The smaller local set ups (for school meals, pta groups and the like) are fine, but many of the larger bodies have a reason for existence which is, at best, unclear. And the principal aim of their chosen acronym seems to be to bolster their ego, confuse the shit out of the population at large and make their actual function as impenetrable as possible. And the proliferation of these organisations (and the sheer number of often deeply unhelpful people they employ) is staggering – there are forty alone whose sole aim (allegedly) is to collect employers and employees NI contributions.
And if you find yourself obliged to call one of these bodies (having tired of sticking knitting needles into your eyes or life in general) be prepared to be passed between departments in perpetual circles until lunchtime, when you’ll be cut off or put on hold for a couple of hours ‘till they come back.

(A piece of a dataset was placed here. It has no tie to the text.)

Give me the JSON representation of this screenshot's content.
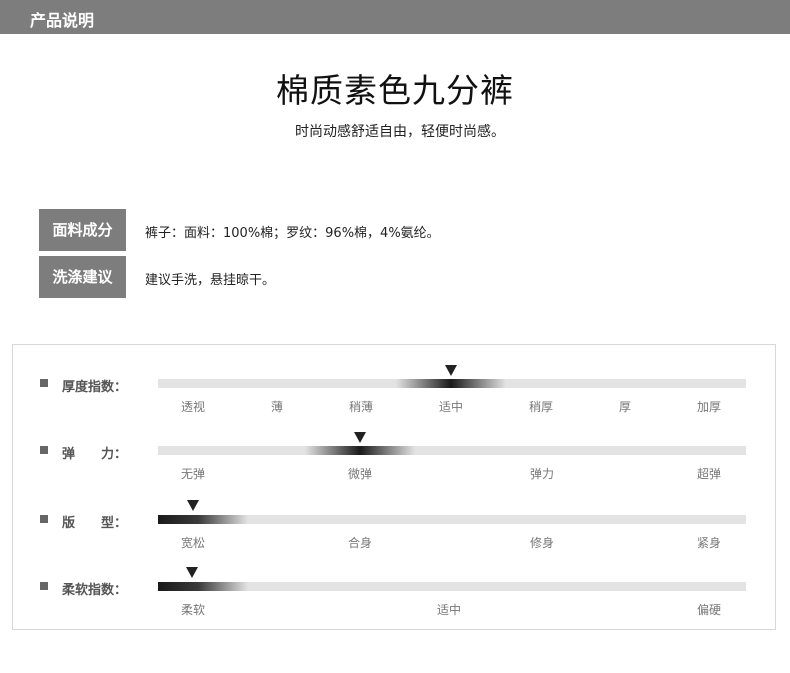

Better still, there’s the thought police’s obsession with placing the noun before the adjective for every named branch of government, which confuses matters further. And it doesn’t stop there. Example - throughout the world, even in countries where cyrillic or mandarin alphabets dominate, everyone uses and understands the AIDS acronym. Except in France, where it becomes SIDA (so be careful to emphasise the ‘r’ in ‘cidre’ when ordering your favorite apple based beverage).
It’s left to people power to fight the corner for commonsense, and it must be particularly galling to the anti American lobby that the world’s largest fast food vendor can buck the trend.